My question is : Does anybody really think this could happen? I have been mulling it over & I am not sure that it so far fetched. I mean, I'm not sitting here worried about the robots, but is it possible that eventually the machines will rise up & kill off the human race? Could machines achieve this state of artificial intelligence? Would they want to kill all humans? Could this happen by the year 2029?

Has anybody seen I Robot? It was pretty good. I like the premise of that movie & it seems to have a bearing on this subject.
What do you people out there think? Could this happen?

slam
08-19-2005, 05:06 AM
I think any AI that could conceivably challenge the combined efforts of the human race is a considerable ways into the future. We may achieve some limited AI goals, such as autonomous robots that can walk and move with perhaps super-human abilities, or systems that are even better at recognizing faces than we are, but trying to mimic even once brain is a monumental task. We've still barely scratched the surface in learning how the brain works, let alone how to program one.

One of the trickiest things to overcome will be the fundamental differences in how our brains and our current computers work. Computers just step through instructions one (or maybe 100) at a time. Sure, they can go really, really fast, but it's still a finite amount of work at any given time.
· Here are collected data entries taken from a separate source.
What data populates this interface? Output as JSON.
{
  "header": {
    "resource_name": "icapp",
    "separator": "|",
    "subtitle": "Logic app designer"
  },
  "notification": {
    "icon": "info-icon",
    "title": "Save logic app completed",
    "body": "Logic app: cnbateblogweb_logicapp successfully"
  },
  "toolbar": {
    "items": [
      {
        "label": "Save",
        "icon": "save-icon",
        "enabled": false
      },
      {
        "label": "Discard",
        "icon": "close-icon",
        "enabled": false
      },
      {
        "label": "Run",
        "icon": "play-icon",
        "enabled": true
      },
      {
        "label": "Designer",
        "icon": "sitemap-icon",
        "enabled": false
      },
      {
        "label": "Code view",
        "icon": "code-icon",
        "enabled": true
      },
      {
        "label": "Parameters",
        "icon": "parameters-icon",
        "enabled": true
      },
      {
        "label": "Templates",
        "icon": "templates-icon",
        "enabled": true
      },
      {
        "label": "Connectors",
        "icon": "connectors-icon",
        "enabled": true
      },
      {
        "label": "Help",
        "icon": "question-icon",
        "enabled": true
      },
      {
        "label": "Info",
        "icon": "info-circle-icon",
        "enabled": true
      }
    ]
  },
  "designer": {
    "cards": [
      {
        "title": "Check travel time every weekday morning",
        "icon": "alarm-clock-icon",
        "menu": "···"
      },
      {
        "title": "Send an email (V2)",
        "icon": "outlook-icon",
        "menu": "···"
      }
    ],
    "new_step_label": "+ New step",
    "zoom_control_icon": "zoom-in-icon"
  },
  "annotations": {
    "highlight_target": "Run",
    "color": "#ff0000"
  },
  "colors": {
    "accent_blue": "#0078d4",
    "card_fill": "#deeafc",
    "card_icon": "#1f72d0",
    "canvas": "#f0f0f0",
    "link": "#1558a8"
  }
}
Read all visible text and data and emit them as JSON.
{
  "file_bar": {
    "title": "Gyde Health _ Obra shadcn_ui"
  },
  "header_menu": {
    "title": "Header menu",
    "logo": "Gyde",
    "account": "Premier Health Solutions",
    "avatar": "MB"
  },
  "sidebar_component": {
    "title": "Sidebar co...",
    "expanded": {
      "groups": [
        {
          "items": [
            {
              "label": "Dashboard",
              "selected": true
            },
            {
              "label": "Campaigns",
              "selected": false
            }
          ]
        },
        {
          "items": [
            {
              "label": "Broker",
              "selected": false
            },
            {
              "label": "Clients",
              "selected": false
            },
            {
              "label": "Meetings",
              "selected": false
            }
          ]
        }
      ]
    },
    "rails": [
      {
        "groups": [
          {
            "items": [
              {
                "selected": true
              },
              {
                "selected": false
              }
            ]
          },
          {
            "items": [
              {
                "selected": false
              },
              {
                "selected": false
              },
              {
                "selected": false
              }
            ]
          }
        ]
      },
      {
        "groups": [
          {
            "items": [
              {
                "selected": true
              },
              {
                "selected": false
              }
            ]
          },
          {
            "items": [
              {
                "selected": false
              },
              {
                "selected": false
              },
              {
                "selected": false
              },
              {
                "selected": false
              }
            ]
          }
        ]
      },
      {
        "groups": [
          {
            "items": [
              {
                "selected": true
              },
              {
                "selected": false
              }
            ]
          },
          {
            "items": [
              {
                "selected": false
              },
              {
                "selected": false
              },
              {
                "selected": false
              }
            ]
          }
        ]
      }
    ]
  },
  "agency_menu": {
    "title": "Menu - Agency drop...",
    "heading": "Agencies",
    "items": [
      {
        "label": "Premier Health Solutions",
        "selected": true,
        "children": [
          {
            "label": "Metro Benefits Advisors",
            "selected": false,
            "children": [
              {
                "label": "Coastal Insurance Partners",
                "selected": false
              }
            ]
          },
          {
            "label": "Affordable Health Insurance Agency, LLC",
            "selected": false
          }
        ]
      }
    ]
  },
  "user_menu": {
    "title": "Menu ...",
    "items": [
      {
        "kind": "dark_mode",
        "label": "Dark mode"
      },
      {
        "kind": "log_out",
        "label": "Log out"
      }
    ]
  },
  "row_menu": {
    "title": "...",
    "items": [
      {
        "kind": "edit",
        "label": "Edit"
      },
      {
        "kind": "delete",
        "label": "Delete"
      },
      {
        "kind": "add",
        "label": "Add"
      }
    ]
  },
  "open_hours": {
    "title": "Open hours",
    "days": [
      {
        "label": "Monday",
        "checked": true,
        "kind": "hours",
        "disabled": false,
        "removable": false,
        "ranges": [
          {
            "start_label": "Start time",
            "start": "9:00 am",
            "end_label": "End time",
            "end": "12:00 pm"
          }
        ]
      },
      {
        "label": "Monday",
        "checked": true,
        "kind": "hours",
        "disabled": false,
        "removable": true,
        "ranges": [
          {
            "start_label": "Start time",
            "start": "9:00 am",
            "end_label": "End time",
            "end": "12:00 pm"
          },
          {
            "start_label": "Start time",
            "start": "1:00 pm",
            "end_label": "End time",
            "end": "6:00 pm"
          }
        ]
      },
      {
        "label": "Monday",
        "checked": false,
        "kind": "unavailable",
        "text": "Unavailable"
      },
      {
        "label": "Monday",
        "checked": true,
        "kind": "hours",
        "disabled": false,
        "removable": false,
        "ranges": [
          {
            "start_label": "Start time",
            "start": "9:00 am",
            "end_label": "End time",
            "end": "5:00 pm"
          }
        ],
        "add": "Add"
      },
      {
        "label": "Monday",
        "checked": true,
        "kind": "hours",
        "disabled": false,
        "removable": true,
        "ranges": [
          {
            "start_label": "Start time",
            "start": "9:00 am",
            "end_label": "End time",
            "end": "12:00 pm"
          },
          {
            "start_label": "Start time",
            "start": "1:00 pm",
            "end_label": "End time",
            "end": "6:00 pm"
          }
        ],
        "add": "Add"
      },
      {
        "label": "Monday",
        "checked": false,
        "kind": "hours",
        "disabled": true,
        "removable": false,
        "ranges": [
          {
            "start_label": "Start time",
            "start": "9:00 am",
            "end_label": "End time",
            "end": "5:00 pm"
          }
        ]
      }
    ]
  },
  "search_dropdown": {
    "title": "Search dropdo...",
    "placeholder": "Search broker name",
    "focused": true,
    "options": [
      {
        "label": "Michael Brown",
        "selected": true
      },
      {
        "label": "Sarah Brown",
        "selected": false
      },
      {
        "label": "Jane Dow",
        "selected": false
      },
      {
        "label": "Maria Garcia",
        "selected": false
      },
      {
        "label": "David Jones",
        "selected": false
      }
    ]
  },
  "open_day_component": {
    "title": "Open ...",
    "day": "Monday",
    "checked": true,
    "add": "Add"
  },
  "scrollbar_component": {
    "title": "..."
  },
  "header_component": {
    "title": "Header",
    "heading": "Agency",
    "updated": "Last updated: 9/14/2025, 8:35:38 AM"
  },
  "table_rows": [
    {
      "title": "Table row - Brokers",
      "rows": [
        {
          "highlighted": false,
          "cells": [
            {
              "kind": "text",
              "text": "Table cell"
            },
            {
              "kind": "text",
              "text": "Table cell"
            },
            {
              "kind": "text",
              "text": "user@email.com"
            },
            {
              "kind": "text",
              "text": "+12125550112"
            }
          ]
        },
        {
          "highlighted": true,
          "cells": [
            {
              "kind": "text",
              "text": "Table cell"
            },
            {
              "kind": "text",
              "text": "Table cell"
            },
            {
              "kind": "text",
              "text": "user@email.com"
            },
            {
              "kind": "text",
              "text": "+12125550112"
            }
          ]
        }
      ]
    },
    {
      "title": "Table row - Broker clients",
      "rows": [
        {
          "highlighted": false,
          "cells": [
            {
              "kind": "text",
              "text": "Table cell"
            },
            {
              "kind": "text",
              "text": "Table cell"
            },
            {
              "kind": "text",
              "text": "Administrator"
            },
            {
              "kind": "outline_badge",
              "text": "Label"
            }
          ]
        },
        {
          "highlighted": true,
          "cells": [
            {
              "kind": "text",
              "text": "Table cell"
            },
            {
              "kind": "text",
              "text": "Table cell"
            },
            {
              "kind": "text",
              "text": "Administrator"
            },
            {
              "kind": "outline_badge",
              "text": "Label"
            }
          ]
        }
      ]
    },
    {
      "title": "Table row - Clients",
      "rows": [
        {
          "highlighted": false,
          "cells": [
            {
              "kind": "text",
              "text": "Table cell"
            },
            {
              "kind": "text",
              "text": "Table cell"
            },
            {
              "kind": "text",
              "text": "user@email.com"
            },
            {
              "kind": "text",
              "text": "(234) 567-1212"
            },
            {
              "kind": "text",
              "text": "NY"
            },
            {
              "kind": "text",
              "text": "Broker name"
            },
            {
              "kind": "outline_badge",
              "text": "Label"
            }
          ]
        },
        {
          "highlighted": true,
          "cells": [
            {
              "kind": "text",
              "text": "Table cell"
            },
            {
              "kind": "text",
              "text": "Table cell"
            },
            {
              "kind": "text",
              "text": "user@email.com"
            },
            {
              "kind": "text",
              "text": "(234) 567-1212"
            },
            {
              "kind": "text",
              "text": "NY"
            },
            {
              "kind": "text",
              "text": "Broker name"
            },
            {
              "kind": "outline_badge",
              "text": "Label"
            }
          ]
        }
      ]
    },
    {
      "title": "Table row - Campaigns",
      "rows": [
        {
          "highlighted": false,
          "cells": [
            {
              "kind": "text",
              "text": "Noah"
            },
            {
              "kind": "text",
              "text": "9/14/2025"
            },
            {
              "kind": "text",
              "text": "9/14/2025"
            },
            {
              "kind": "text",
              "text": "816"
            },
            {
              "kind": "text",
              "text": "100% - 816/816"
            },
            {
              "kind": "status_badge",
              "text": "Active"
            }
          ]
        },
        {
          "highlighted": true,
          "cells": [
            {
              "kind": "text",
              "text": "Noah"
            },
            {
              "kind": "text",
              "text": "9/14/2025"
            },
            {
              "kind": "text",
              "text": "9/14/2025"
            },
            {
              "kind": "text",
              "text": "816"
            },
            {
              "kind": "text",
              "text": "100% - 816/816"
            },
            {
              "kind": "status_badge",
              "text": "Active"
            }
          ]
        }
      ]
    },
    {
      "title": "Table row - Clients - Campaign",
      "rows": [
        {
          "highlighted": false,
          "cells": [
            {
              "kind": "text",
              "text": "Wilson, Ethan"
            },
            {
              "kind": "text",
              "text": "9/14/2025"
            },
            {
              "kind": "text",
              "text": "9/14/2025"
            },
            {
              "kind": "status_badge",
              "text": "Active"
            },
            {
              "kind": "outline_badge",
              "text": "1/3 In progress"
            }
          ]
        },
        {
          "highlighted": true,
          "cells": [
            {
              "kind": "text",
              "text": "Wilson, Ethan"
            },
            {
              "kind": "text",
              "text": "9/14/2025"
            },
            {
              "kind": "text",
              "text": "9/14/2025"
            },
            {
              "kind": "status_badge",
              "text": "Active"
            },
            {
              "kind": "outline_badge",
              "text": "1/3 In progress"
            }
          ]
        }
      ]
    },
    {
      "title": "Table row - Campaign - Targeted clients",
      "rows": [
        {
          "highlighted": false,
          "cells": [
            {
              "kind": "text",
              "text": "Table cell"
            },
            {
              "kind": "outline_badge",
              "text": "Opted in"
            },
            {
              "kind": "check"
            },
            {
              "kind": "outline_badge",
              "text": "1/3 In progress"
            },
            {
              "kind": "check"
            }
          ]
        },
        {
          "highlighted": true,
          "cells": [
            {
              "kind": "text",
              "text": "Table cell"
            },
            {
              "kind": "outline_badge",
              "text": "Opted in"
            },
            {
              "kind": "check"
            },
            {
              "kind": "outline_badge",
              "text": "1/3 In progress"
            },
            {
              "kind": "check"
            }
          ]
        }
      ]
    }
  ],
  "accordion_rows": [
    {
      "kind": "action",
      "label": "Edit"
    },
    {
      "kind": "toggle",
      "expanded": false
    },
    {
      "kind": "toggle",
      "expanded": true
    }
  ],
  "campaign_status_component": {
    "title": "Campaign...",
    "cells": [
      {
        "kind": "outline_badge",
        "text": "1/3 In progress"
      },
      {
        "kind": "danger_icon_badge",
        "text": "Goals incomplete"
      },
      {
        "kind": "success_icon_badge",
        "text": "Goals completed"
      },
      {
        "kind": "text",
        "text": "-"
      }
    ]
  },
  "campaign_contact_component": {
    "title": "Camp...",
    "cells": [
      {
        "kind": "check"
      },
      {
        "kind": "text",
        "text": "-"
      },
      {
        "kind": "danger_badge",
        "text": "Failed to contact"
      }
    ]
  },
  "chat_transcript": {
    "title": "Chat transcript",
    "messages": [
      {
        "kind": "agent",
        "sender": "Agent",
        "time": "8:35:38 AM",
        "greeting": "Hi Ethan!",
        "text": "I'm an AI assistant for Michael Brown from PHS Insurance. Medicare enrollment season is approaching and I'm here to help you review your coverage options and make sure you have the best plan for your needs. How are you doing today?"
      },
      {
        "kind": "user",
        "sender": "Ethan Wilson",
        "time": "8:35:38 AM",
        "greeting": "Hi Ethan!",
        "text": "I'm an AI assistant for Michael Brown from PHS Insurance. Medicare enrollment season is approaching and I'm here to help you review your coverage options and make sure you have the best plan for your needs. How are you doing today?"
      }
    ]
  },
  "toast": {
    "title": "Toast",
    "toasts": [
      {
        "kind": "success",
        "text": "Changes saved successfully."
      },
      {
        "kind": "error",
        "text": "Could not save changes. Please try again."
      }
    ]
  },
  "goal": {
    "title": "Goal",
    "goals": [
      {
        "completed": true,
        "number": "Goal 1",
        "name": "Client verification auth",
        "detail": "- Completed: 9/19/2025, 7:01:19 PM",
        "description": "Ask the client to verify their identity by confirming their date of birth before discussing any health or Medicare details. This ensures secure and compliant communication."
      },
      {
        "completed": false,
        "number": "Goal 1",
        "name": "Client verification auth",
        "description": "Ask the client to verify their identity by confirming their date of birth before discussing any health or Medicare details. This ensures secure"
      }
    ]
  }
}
The brain fires off it's little neurons and relases chemicals which can affect thousands or millions of other neurons at a time, creating an incredibly complicated web of billions of interactions all happening simultaneously. it's incredibly more effiecient, but also near impossible to decipher how it works.

There's the possiblity that we could maybe come up with superior AI without having to understand our brain, though. Evolutionary AI just goes as it the same way nature does. For example, create two programs that play backgammon. Play them against each other, and delete the losing program. Copy the winning program, introducing some random variations, and play the two new programs against each other. Rinse and repeat a few million times and you can end up with the best damn backgammon player in the world, without ever having to even learn the rules of the game.

I'll know we're near the end when robots can design themselves. That's when we need to blot out the sun with nuclear winter (wtf? matrix sux)

matty
08-19-2005, 06:57 AM
These robots you fear are currently under construction in my secret Evil Robot Factory. Your doom is near, bitches....

larryhead
08-19-2005, 03:53 PM
It's already begun!

http://news.bbc.co.uk/1/hi/sci/tech/4714135.stm :escape:

007
08-19-2005, 04:17 PM
Yes, LH, but I ask you : Does Q1 know how to make homemade dynamite or fire an uzi? Also, can she repair herself using only an Exacto knife?

larryhead
08-19-2005, 04:41 PM
2029 is only 24 years away, but in terms of technological change, that is an *enormous* period of time. It's really too far away to predict with any accuracy, but things will look a lot different than they do today. Will there be AI? Definately. Will it be like Terminator? Probably not.

Think back 24 years to 1981. Most homes didn't have a computer and I don't think cell phones were even around then, hell you had to call people from home... and there were no cordless phones. No caller ID. For gaming you had Atari 2600. No one used CD's or DVD's or MP3's. You bought tapes. No digital cameras or camcorders. The internet was just a few connected university nodes, used for research purposes. I don't think anyone could have predicted what 2005 would be like. Now all that infrastructure is in place and I think things will be changing much faster during the next 24 years, than the previous 24.

Moore's Law
Gordon Moore, head of Intel in the mid 1960s observed that the size of each transistor on an integrated circuit chip is reduced by 50 percent every 24 months. The result is the exponential growth of computing power over time. Moore's law doubles the number of components on a chip as well as the speed of each component. Both these aspects double the power of computing, for an effective quadrupling of computer power every two years.

Ray Kurzweil extrapolated back in time, and discovered a generalisation of this law holds even as far back as 1900. He extrapolated it forward and discovered we can expect a computer with the processing power of a human brain around the year 2030 in a computer costing $1,000.00


My guess is the AI then will be similar to now, being oriented to a specific task (ie. like the AI in your car or the AI inside of "smart homes"). :expert:

Diamond Vision
08-19-2005, 06:25 PM
I think it's important to always keep robots programmed with the sense of being your bitch, no matter how strong, capable or superior they may be, they will always be our bitches. Then we can always treat them like shit and never worry about them rising up to destroy us; because they think they're our bitches and will never know any better.


stoopid robots.



along the same line, in the Oz books, there's a character called Tic-toc, the mechanical man. He was requsitioned by the King of Ev because he liked to beat and whip his family but instead he would whip tic-toc and he would never feel pain. The whip simply kept his copper hide shiny. He liked it. what a submissive fucker, eh?